How I detest the familiarity of a foreign waiter! The fellows cannot respond to the most ordinary question without an affectation of showing off their immense acuteness and knowledge of life. It is their eternal boast how they read people, and with what an instinctive subtlety they can decipher all the various characters that pass before them. Now this impertinent lackey, who is to say what has he not imputed to me? Utterly incapable as such a creature must necessarily be of the higher and nobler motives that sway men of my order, he will doubtless have ascribed to me the most base and degenerate motives.
I was wrong in speaking one word to the fellow.
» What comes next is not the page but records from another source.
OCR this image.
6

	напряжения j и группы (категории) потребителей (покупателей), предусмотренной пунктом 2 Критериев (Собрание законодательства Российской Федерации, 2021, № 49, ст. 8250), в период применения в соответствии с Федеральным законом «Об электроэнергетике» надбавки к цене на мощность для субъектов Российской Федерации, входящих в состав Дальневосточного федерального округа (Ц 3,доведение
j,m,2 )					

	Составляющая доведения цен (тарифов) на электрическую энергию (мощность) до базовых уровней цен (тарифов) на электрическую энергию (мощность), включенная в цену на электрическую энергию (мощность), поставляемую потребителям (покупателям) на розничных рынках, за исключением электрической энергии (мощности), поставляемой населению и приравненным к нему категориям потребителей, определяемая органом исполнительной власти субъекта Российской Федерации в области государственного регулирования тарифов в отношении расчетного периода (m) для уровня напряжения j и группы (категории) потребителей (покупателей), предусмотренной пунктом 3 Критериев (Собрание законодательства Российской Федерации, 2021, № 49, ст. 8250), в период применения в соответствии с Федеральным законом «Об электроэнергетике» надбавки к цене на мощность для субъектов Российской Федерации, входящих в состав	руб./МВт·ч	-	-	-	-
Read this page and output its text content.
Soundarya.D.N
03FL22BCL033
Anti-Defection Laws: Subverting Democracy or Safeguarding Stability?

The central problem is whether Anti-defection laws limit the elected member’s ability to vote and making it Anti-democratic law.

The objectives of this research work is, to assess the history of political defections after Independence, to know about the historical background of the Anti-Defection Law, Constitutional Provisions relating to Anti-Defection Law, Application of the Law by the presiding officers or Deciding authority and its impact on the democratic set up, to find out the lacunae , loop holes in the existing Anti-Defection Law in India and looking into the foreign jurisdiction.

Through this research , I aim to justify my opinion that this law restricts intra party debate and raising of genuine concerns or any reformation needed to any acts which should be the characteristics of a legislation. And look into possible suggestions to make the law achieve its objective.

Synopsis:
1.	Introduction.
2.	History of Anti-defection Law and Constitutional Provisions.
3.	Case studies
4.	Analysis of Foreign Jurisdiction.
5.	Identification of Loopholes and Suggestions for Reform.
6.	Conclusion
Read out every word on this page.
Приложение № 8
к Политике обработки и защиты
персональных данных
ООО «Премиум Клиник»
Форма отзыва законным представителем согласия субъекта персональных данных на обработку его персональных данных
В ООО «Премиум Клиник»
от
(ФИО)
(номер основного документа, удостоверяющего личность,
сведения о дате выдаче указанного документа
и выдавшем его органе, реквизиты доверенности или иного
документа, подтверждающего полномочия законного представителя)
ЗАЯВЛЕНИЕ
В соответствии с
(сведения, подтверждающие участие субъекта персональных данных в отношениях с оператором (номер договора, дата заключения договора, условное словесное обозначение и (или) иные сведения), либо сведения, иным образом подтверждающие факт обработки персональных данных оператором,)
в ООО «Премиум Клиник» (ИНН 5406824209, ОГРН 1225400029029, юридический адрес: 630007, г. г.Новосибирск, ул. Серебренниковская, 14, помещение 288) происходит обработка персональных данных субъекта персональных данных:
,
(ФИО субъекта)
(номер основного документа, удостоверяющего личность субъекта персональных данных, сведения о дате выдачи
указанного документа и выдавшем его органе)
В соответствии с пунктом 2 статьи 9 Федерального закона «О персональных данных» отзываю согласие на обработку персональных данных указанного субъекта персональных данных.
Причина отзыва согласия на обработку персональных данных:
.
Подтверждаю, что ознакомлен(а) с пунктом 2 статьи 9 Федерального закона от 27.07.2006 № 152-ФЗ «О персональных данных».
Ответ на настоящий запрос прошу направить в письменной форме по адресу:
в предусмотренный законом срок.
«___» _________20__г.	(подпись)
I might have said, “Take that note to Number Fourteen, and ask if there be an answer;” or, better still, if I had never written at all, but merely sent in my card to ask if the lady would vouchsafe to accord me an audience of a few minutes. Yes, such would have been the discreet course; and then I might have trusted to my manner, my tact, and a certain something in my general bearing, to have brought the matter to a successful issue. While I thus meditated, the waiter re-entered the room, and, cautiously closing the door, approached me with an ostentatious pretence of secrecy and mystery.
“I have given her the letter,” said he, in a whisper.
“Speak up!” said I, severely; “what answer has the lady given?”
“I think you 'll get the answer presently,” said he, with a sort of grin that actually thrilled through me.
“You may leave the room,” said I, with dignity, for I saw how the fellow was actually revelling in the enjoyment of my confusion.
“They were reading it over together for the third time when I came away,” said he, with a most peculiar look.
“Whom do you mean? Who are they that you speak of?”
“The gentleman that she was expecting. He came by the 9.40 train from Brussels. Just in time for your note.” As the wretch uttered these words, a violent ringing of bells resounded along the corridor, and he rushed out without waiting for more.
I turned in haste to my note-book; various copies of my letter were there, and I was eager to recall the expressions I had employed in addressing her. Good heavens! what had I really written? Here were scraps of all sorts of absurdity; poetry, too! verses to the “Fair Victim of a Recent War,” with a number of rhymes for the last word, such as “low,” “snow,” “mow,” &c.,—all evidences of composition under difficulty.